Te falaram que mulher tem que ser super-heroína: trabalhar, ser gostosa, ser mãe presente, fazer comida, cuidar da casa e ainda estar depilada para seu homem que nem transa tão bem assim, mas que você faz esse esforço.

Ah, te falaram também que no trabalho você tem que ser fodona: tem que ser falante, cheia de opinião, forte, rígida, demandante. Ordem, ordem, ordem. Porque você nunca teve uma vida ordenada, e como você conquistou esse assento destinado aos homens que é ser chefe, então você tem que mostrar ordem no barraco.

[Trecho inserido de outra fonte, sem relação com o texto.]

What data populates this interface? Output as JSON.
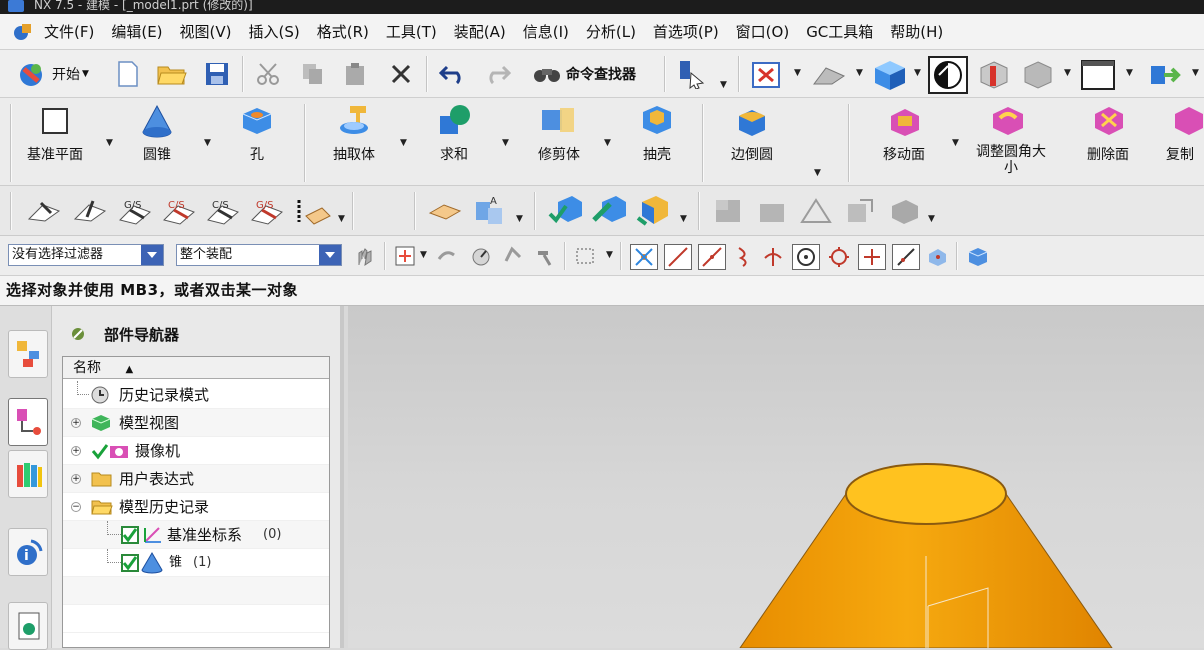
{
  "window": {
    "title": "NX 7.5 - 建模 - [_model1.prt (修改的)]"
  },
  "menubar": {
    "items": [
      "文件(F)",
      "编辑(E)",
      "视图(V)",
      "插入(S)",
      "格式(R)",
      "工具(T)",
      "装配(A)",
      "信息(I)",
      "分析(L)",
      "首选项(P)",
      "窗口(O)",
      "GC工具箱",
      "帮助(H)"
    ]
  },
  "toolbar_standard": {
    "start_label": "开始",
    "command_finder_label": "命令查找器"
  },
  "toolbar_features": {
    "buttons": [
      {
        "label": "基准平面",
        "icon": "datum-plane-icon"
      },
      {
        "label": "圆锥",
        "icon": "cone-icon"
      },
      {
        "label": "孔",
        "icon": "hole-icon"
      },
      {
        "label": "抽取体",
        "icon": "extract-body-icon"
      },
      {
        "label": "求和",
        "icon": "unite-icon"
      },
      {
        "label": "修剪体",
        "icon": "trim-body-icon"
      },
      {
        "label": "抽壳",
        "icon": "shell-icon"
      },
      {
        "label": "边倒圆",
        "icon": "edge-blend-icon"
      },
      {
        "label": "移动面",
        "icon": "move-face-icon"
      },
      {
        "label": "调整圆角大小",
        "icon": "resize-blend-icon"
      },
      {
        "label": "删除面",
        "icon": "delete-face-icon"
      },
      {
        "label": "复制",
        "icon": "copy-face-icon"
      }
    ]
  },
  "selection_bar": {
    "filter_value": "没有选择过滤器",
    "scope_value": "整个装配"
  },
  "status": {
    "prompt": "选择对象并使用 MB3，或者双击某一对象"
  },
  "navigator": {
    "title": "部件导航器",
    "column_header": "名称",
    "rows": [
      {
        "label": "历史记录模式",
        "suffix": ""
      },
      {
        "label": "模型视图",
        "suffix": ""
      },
      {
        "label": "摄像机",
        "suffix": ""
      },
      {
        "label": "用户表达式",
        "suffix": ""
      },
      {
        "label": "模型历史记录",
        "suffix": ""
      },
      {
        "label": "基准坐标系",
        "suffix": "(0)"
      },
      {
        "label": "锥",
        "suffix": "(1)"
      }
    ]
  },
  "colors": {
    "accent_blue": "#3c63b5",
    "cone_orange": "#f4a60e",
    "cone_top": "#ffc21f"
  }
}
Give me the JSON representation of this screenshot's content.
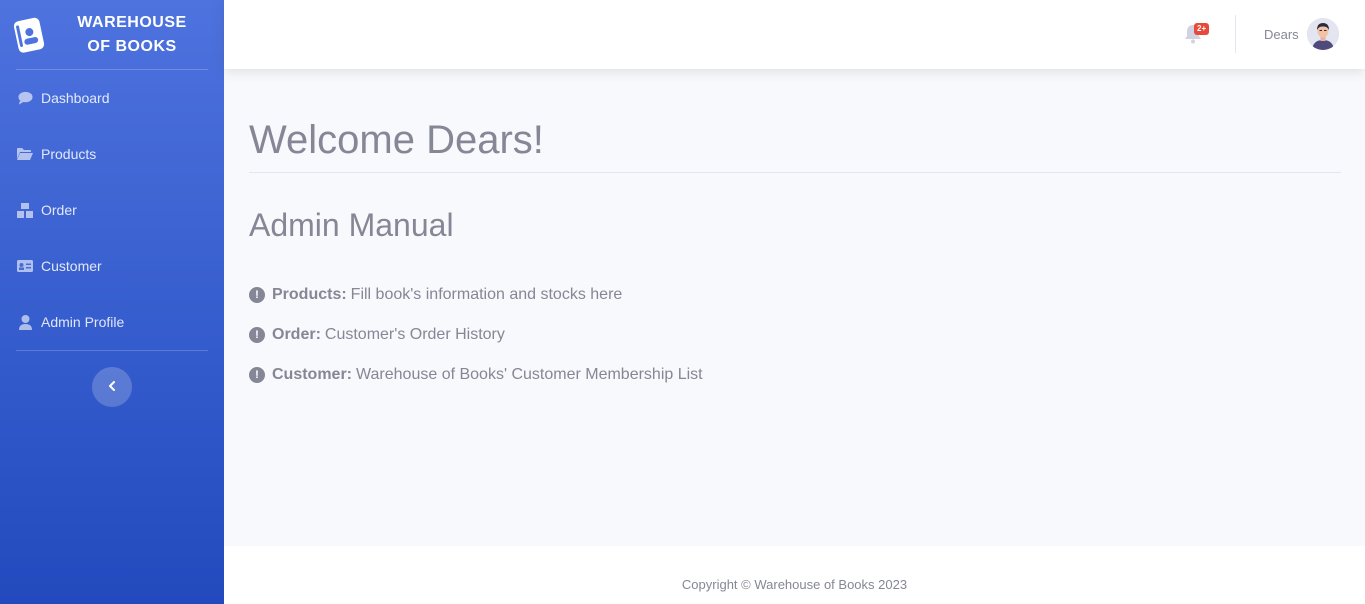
{
  "brand": {
    "line1": "WAREHOUSE",
    "line2": "OF BOOKS",
    "logo_icon": "book-user-icon"
  },
  "sidebar": {
    "items": [
      {
        "label": "Dashboard",
        "icon": "comment-icon"
      },
      {
        "label": "Products",
        "icon": "folder-open-icon"
      },
      {
        "label": "Order",
        "icon": "boxes-icon"
      },
      {
        "label": "Customer",
        "icon": "id-card-icon"
      },
      {
        "label": "Admin Profile",
        "icon": "user-icon"
      }
    ],
    "toggle_icon": "chevron-left-icon"
  },
  "topbar": {
    "alert_badge": "2+",
    "user_name": "Dears"
  },
  "main": {
    "welcome": "Welcome Dears!",
    "manual_title": "Admin Manual",
    "items": [
      {
        "label": "Products:",
        "text": "Fill book's information and stocks here"
      },
      {
        "label": "Order:",
        "text": "Customer's Order History"
      },
      {
        "label": "Customer:",
        "text": "Warehouse of Books' Customer Membership List"
      }
    ]
  },
  "footer": {
    "text": "Copyright © Warehouse of Books 2023"
  },
  "colors": {
    "sidebar_top": "#4e73df",
    "sidebar_bottom": "#224abe",
    "badge": "#e74a3b",
    "text": "#858796"
  }
}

Mas mulher é doçura, fofura… Ou melhor, pelo menos te ensinaram isso. Mas você NÃO vai ser, porque trabalho é trabalho, é algo sério! Sem risadinha. Então você pesa a mão com as pessoas, porque “a vida é assim”; isso acontece uma, duas, três vezes. A primeira grosseria gratuita que você distribuiu entre os coleguinhas te deu calafrios, mal dormiu à noite. A segunda e a terceira foram mais fáceis de lidar, até que virou rotina mostrar que você é fodona mesmo. Até porque precisa mostrar.

Você ainda tá perdida. Não que seja incompetente, mas te assusta a hipótese de alguém achar que é. Você não pode dar brecha, ainda que distribua alguns sorrisos de vez em quando, porque você sabe que sorrir é bom — pra você.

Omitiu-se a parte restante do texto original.